As with all things in computer science, there haven been successful implementations of anything that we see as unsolvable in a Unix-derivative. It's sad that so little of even non-research results has been incorporated into mainstream operating systems. I'm sure nickpsecurity can expand on this in detail, but let's just say Burroughs, VMS, Eros, L4 are all things that come to minds as ancient production quality software which solved issues fundamentally. For a newer strain have a look at Barrelfish.
OpenBSD supports multiple cores fine as far as userland goes. If you have 8 cores and start 20 userland processes, they'll be scheduled on all 8 cores. But yes, the kernel itself is not as fine-grain multithreaded as some others. Whether that matters depends on whether waiting on the kernel turns out to be a bottleneck for your workload.
It might be ok for compute-only tasks that spread calculations over threads or processes in userland, but anything involving input/outpout (e.g. networking) will block.
Not at all, SMP opens a huge can of worms both for userland and kernel security. Suddenly you have all sorts of weird race conditions to deal with and in some kernels (cough XNU) logic bugs that stem directly from how kernel subsystems interact with threads. I don't blame OpenBSD for not going down that route.
Which is why DragonflyBSD was forked during the disagreement on FreeBSD's SMPng. Matt implemented more of a message passing system instead and Sepherosa Ziehau made all kinds of improvements to share as little as possible between cores and thus enable higher scalability in particular for networking.

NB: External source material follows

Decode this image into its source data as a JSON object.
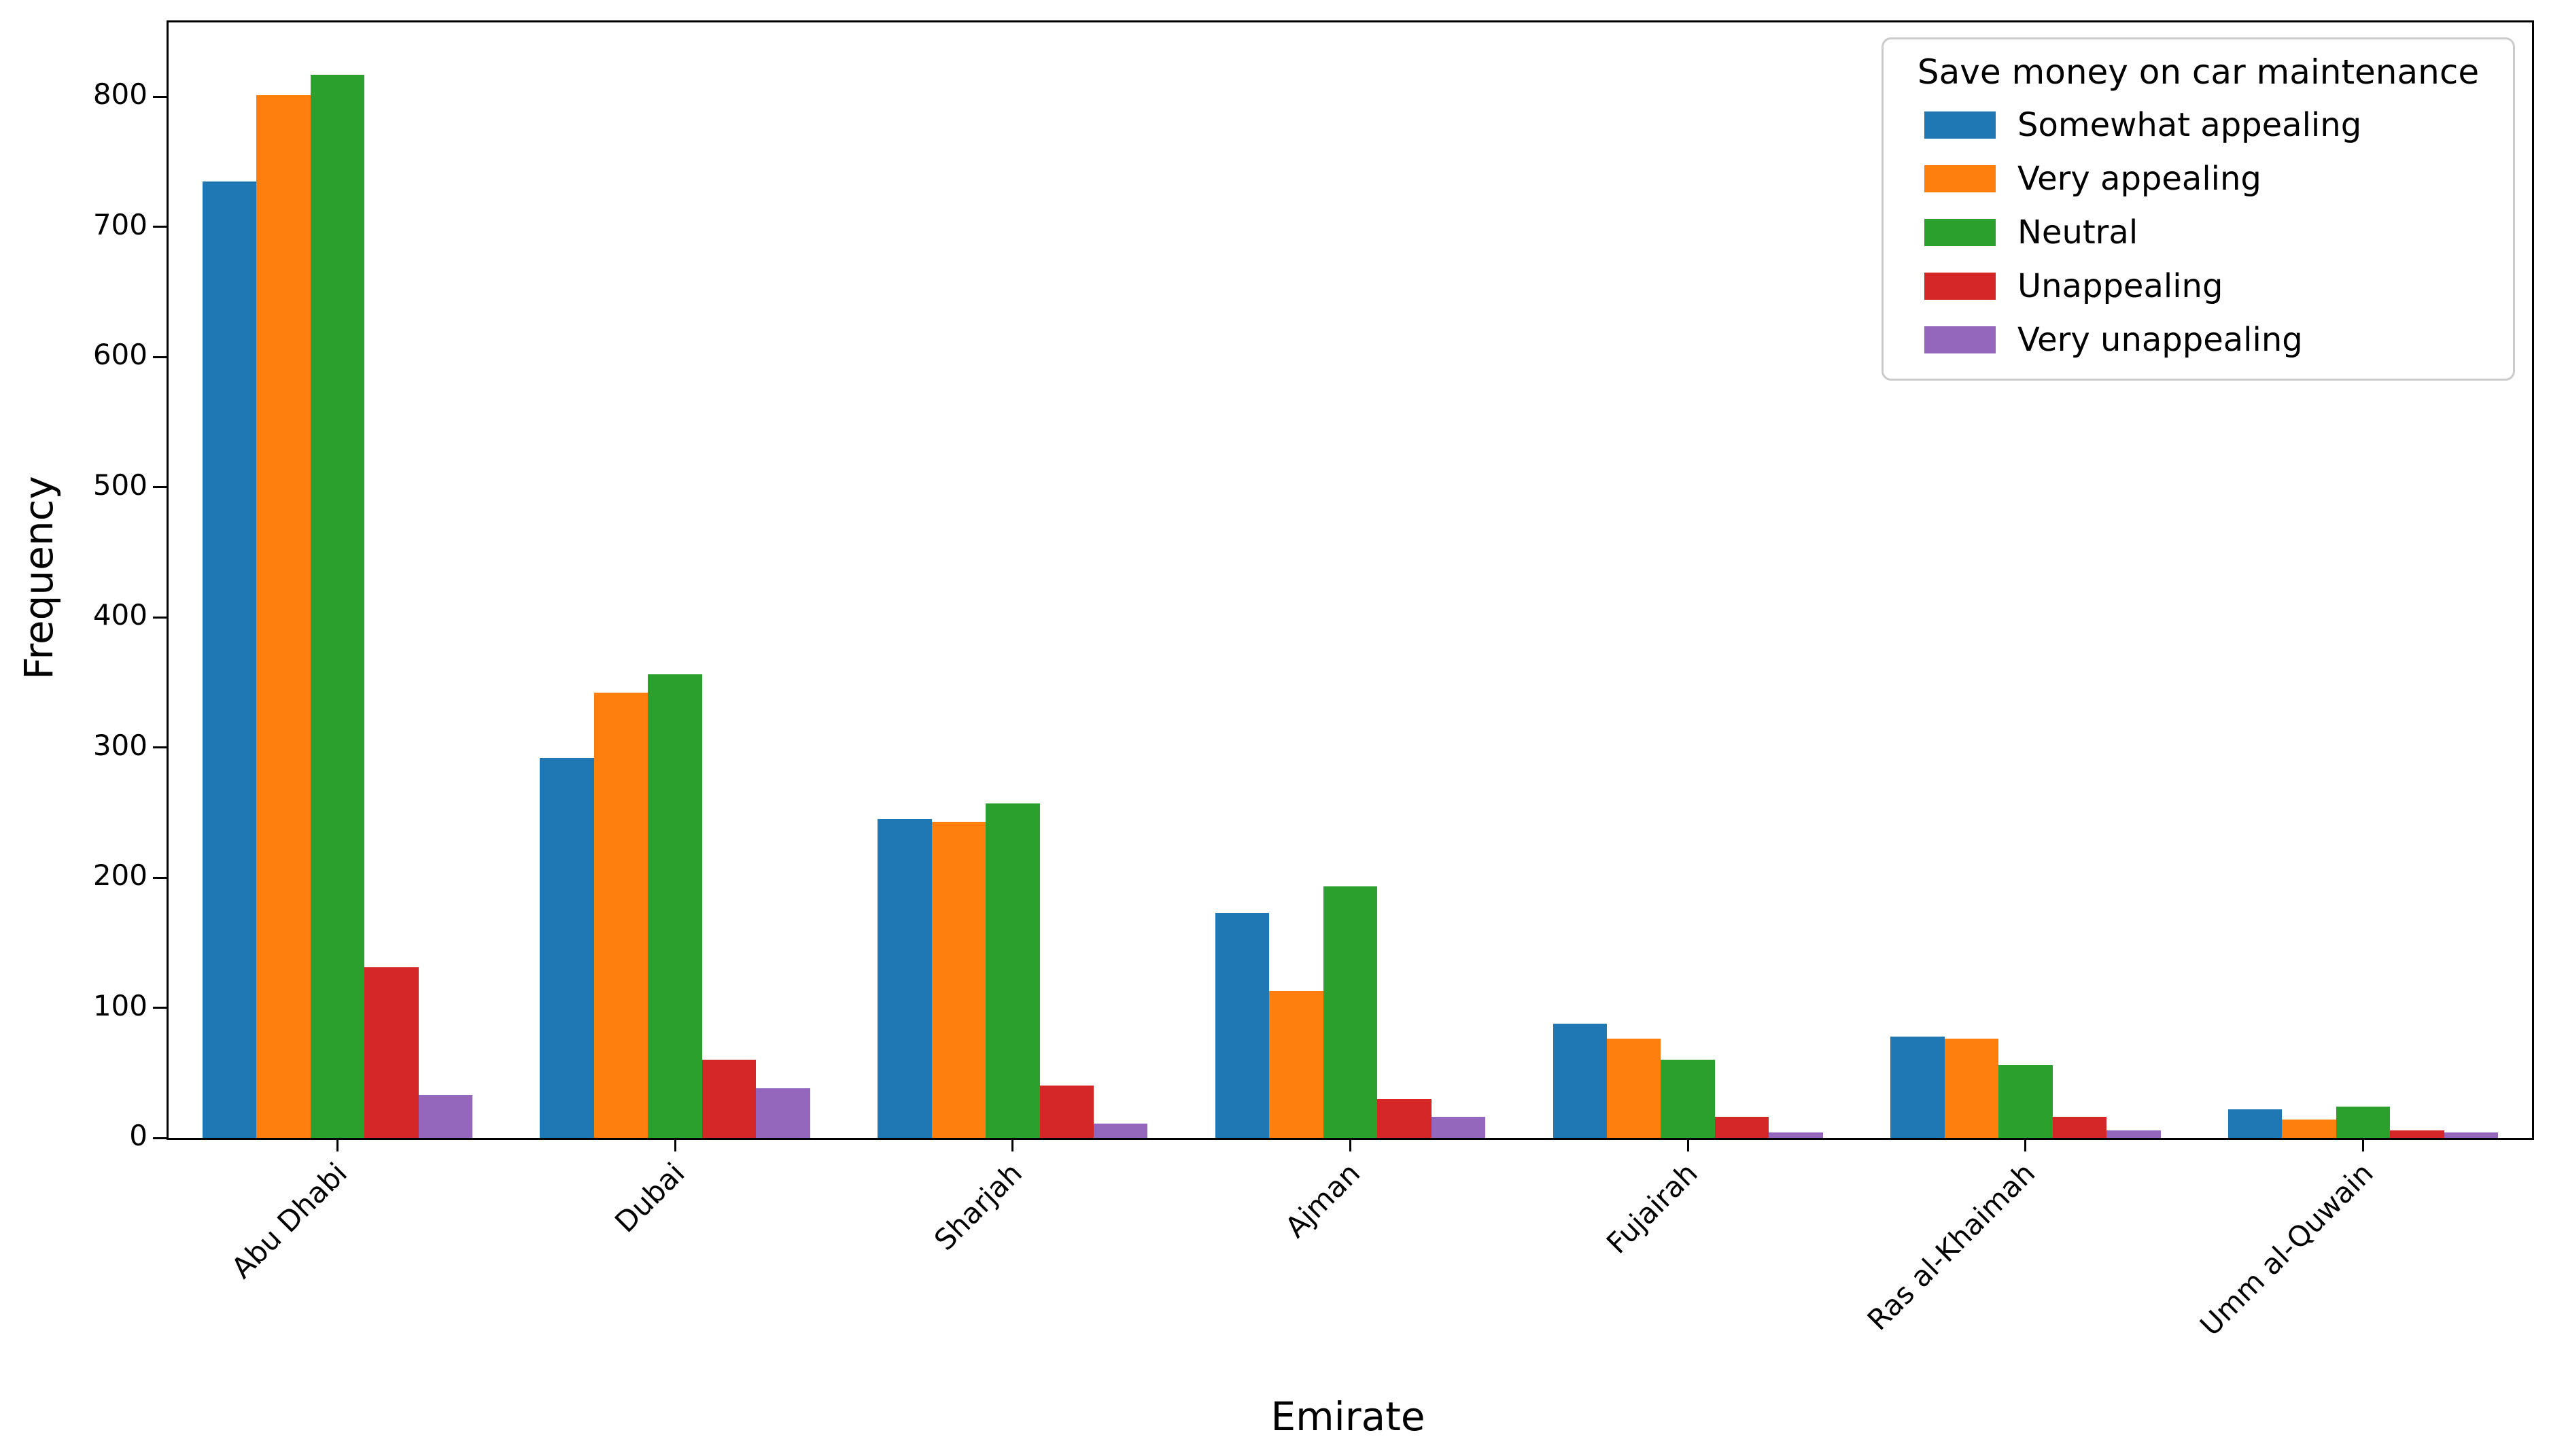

Jails are a mechanism, not the mechanism. OpenBSD has chroot for most of the same use cases. Virtualization is long overdue but it's coming. ZFS is not my kink but I get it why people want it. Having worked on CoW file system for three years I came to the conclusion that its perceived appeal is what sells it, but use cases are very few (if any) without system-wide control service. :)
Virtualization for amd64 and i386 is in progress. Rapid development is taking place on vmm/vmd. There is a port of dragonfly hammer fs which is less rapid.
I use FreeBSD for a fileserver because it has rock solid ZFS support. At least at the time I set it up (I haven't looked recently), neither OpenBSD nor Linux supported ZFS nearly as well.
In terms of tool/system integration FreeBSD's ZFS is miles ahead of ZFSoL and this is unlikely to ever change. FreeBSD has its own userland that does not need to run anywhere else; updating it to integrate new kernel capabilities is comparatively easy.
This can simply not happen for ZFSoL in the same way, since it would split this integration over a myriad of projects and then still require a distribution to make all the right choices.
With regards to OpenBSD, I think it was at the last EuroBSDCon in Stockholm during Henning's talk when he said that "ZFS was not the solution" or something to that effect. Quite rich, I thought, coming from a platform where software-mirroring and disk encryption is an either-or decision (at least was at the time).